My wife and I are in charge of the community musical for the summer celebration. When we were asked to take on the assignment, I questioned whether it was us the celebration committee really wanted to ask. I suggested that they might, instead, have more luck talking to someone who didn’t know what they were getting in to. We have directed and produced a lot of musicals, and we knew the amount of work it takes.


We were told that they had asked other people, but after one all-consuming season, the person would tell the committee they were through. The fact was, the committee was running out of options and hoped we would take the assignment for a few years. Even understanding what we were getting ourselves in to, we still decided to accept the challenge.


Casting went as expected. Lots of parents showed up, hoping to get their children into the musical, but few adults came with the idea of playing a part. We worked hard to convince the parents that we needed them to join the production to work with their children.


For three weeks we taped every audition, and then we spent hours reviewing the tapes. We still didn’t have enough adults to fill the parts, so we started calling everyone we knew that had ever seen anything resembling a theatrical production, whether or not they could carry a tune in a bucket. We were shot down most of the time, but eventually we felt we had a good, strong cast.


We were finally ready to call everyone with their parts. Most of those we called seemed excited. But a problem arose when the man we wanted to cast in the lead male role declined, telling us there was no way he would have that kind of time. That was pretty much the way it went for anyone else we felt matched the part. After two more weeks of frustration, my wife told me she felt we had no option but for me to take the part.


There were three problems with that. First, I was concerned how everyone would view me being in a lead part since we were directing. She pointed out that if they didn’t like it, they could direct next year, or they should have at least auditioned. The second problem was, I had looked forward to a summer filled with gardening and other activities of my choice, not hours practicing lines for a musical. The last, and biggest, challenge was my lack of confidence in singing. I have done a lot of acting and knew I could handle that, but in musicals I have always been a secondary character. If I sang at all, it was in a part where, if I sounded like a bullfrog with a bee stuck in his throat, everyone would just think it was part of the character I was playing, and not just my bad singing.


I continued to resist for a couple more days, suggesting anyone I could think of: colleagues, friends, ex-friends, George Bush, Bill Gates – whatever name came to mind. My wife, meanwhile, encouraged me by saying we could pay for some voice lessons. Finally, seeing no other alternative, I reluctantly agreed to take the part.

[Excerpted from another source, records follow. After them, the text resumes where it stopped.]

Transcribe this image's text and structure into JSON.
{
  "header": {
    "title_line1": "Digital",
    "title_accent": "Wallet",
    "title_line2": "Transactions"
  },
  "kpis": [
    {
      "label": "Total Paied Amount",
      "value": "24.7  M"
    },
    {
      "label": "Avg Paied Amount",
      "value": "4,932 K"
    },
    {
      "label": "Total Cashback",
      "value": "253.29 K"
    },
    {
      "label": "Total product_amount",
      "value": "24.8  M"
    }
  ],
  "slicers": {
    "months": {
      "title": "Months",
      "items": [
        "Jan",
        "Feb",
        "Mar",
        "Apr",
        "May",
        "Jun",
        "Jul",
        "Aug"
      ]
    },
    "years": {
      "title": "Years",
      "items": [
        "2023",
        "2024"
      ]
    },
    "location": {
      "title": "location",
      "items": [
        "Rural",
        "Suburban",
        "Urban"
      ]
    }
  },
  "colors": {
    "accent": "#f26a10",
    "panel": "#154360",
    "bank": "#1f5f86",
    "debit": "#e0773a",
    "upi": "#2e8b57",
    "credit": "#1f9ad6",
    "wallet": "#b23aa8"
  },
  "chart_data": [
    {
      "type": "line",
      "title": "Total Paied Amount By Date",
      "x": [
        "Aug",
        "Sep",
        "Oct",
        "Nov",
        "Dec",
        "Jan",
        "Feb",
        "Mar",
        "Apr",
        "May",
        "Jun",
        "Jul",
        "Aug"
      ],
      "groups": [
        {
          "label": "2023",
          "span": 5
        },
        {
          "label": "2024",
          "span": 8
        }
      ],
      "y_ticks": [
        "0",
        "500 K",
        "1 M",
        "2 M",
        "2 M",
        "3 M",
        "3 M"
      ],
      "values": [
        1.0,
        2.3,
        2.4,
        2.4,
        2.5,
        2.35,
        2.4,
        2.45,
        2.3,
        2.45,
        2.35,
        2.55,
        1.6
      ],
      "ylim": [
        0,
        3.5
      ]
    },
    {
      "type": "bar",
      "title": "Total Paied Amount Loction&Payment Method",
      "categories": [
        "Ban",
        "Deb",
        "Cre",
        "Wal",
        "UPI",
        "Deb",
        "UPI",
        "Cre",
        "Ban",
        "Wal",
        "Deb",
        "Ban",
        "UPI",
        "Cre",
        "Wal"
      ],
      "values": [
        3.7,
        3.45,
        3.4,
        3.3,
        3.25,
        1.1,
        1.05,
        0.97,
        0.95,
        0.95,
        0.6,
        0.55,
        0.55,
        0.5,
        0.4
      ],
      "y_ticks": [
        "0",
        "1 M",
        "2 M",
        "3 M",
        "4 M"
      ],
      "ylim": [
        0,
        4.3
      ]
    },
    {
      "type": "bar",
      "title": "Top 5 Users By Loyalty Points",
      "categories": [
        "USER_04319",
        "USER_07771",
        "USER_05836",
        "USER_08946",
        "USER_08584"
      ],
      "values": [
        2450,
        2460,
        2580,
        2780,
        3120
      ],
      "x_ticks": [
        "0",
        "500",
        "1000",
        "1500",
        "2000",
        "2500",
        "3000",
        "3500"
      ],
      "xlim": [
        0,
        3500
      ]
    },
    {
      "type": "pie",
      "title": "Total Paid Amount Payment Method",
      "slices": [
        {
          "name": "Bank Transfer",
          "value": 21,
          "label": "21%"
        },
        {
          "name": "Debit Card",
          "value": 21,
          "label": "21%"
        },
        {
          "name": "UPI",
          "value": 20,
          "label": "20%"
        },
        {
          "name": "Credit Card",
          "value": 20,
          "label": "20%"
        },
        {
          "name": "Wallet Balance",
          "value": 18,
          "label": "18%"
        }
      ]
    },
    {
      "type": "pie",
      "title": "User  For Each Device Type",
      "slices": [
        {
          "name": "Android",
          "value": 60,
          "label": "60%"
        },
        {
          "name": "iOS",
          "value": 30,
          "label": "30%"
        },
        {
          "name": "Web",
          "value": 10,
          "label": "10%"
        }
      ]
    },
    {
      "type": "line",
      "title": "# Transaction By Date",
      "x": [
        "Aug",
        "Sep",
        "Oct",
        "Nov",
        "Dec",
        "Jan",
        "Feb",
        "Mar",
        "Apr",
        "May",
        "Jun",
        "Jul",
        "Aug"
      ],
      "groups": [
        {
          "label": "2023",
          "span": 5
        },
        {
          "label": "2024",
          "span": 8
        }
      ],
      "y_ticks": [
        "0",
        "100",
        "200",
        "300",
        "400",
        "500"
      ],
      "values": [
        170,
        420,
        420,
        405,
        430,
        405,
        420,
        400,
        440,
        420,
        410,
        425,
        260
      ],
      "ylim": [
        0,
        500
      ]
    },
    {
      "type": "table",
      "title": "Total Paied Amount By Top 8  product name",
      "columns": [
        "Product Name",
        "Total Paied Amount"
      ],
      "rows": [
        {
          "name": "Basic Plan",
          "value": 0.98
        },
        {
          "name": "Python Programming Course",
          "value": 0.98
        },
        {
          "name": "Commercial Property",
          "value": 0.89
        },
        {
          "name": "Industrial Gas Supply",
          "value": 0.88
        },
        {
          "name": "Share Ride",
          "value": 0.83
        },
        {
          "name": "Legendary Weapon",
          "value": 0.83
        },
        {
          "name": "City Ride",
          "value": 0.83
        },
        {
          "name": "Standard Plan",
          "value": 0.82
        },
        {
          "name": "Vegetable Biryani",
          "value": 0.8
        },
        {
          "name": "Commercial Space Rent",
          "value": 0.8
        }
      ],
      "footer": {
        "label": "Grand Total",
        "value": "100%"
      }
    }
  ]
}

I declined performing in front of the rest of the cast for nearly a month as I took lessons and worked hard. It was not so much that I thought I was getting better, but more due to the fact I hoped to put it off as long as possible. Eventually it came to the time that we had to move forward, and I had to sing in front of everyone, like it or not. My wife suggested I try to really exert great confidence, no matter how I felt. When I was younger we always used a phrase that applied to times such as this. “If you can’t dazzle them with brilliance, baffle them with bull.”


My grand entrance included me running down the aisle and jumping onto the stage. As the music and the scene were building to a crescendo, I was standing nervously in the back, waiting for the big moment. It finally came at the climax of the scene, and I took off down the aisle. I bounded up the stairs two at a time with great energy and enthusiasm.


As I reached the top step, going at full speed, I opened my mouth to sing the first word of the song. In that instant, I took my eyes of the stairs, and my foot hooked the top step. I face planted into the stage and, with my momentum, slid all the way to the back.


As the cast roared with laughter, one of my friends in the cast pointed out that, from that point forward, there was nowhere for my acting to go but up.